Democrats and Republicans have been at each others’ throats for over a decade and have shown little ability to compromise on important issues. The most recent impasse is over the federal budget (and Obamacare) which has now led to a partial shutdown of the US government.
And that’s not all.
Another nasty fight over the debt ceiling appears to be on tap this month. Treasury Secretary Jack Lew warned Congress last week that the deadline for raising the debt ceiling is now October 17th.
In other words, if Congress fails to raise the debt limit by the 17th, the federal government could begin defaulting on its loans later this month.
You may recall the last fight over the debt ceiling was a nasty, embarrassing affair that led to a 15% drop in the Dow. And the US government lost its AAA credit rating for the first time ever in the process.
Last but not least, third quarter earnings season kicks off this month.

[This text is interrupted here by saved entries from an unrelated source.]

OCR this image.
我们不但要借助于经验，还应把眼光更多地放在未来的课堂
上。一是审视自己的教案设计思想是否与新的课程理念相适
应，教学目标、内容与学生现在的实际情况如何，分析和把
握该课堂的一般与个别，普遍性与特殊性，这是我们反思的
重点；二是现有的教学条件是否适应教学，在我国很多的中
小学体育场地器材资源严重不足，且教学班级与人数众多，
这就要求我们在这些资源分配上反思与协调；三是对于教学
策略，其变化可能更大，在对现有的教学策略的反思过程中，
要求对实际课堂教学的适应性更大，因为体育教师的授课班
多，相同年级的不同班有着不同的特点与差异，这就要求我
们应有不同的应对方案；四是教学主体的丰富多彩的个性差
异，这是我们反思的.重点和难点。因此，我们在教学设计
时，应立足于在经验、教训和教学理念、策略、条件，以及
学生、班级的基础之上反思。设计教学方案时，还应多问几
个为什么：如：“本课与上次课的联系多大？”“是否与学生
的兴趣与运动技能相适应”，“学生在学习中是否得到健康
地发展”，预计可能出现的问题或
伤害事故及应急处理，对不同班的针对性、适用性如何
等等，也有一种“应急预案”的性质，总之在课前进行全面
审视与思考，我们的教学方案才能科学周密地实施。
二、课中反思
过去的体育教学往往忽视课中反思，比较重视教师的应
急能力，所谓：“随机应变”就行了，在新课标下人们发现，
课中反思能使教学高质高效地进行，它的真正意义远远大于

For most of the year, analysts have been anticipating a strong pick up in earnings over the second half of 2013. However, those same analysts have been revising their estimates lower over the past few months. And now, there’s concern we could see downward revisions to fourth quarter guidance when companies report.
If the analysts are correct, a disappointing earnings season could be too much for the market to bear.
There’s no question these three issues bode ill for a stock market that is trading just off its all time highs. However, the market has faced a number of potentially catastrophic events over the past few years and continued to move higher through them all.
Hopefully, this time will be no different.
With that said, you may want to take some profits off the table to protect yourself from the worst-case possible scenario. The best place to start would be with your highest risk investments. These are the most likely to post the biggest losses in any market correction or crash.